The fact that Canada and the US economies are performing differently also matters. While both countries have challenges, how they compare to each other affects where investors want to put their money, which ultimately influences exchange rates.

Bottom Line
Looking ahead to the rest of 2025 and into 2026, the Canadian dollar’s performance will depend on a mix of what our central banks do with interest rates, how well our economies perform, and what happens with global trade issues. While there might be some continued weakness in the short term because of interest rate differences and economic uncertainty, the longer-term picture could be more positive as these issues get sorted out.
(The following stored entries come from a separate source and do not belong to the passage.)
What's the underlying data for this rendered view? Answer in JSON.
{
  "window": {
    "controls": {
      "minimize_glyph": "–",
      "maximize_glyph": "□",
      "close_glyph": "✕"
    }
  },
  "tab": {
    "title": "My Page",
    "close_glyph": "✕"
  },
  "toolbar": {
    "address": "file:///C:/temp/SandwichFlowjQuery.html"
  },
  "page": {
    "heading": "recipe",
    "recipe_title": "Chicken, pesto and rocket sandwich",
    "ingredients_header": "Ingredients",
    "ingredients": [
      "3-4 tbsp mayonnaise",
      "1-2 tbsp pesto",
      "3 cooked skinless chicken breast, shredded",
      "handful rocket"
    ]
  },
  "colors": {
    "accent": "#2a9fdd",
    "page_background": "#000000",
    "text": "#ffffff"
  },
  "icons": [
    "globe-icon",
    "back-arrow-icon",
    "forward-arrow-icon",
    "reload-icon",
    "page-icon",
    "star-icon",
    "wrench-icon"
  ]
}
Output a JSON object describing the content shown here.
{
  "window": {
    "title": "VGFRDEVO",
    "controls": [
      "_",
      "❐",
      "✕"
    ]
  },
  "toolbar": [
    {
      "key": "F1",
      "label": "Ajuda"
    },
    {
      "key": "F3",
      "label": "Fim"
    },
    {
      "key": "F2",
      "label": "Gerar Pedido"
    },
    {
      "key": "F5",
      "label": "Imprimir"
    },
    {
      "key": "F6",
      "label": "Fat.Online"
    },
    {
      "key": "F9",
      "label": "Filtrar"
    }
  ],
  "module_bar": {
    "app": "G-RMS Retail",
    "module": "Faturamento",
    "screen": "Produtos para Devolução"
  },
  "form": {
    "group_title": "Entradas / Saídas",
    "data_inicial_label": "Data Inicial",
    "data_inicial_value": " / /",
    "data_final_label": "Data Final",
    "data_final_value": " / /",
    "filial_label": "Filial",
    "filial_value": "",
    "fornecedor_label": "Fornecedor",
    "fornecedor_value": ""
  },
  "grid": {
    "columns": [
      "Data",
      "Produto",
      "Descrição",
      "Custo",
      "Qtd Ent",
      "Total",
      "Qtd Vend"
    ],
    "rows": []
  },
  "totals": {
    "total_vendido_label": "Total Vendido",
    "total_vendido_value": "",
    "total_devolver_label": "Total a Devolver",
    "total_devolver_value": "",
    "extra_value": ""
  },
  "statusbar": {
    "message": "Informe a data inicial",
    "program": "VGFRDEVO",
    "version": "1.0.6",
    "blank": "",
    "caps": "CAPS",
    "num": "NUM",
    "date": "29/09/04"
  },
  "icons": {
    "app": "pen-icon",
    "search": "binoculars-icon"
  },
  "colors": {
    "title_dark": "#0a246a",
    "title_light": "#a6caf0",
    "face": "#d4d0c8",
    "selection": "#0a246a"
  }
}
If you need to exchange Canadian dollars for US dollars, it’s worth shopping around for better rates than what your bank offers. Companies like Interchange Financial can save you money with better exchange rates and no hidden fees — savings that can really add up on larger transactions.
The path forward for our dollar will largely depend on resolving current uncertainties, what happens with central bank policies, and broader global market conditions. While we’ll probably see continued volatility in the short term, both the Canadian and US economies are fundamentally strong, and our countries do so much business together that things should eventually stabilize into more predictable patterns.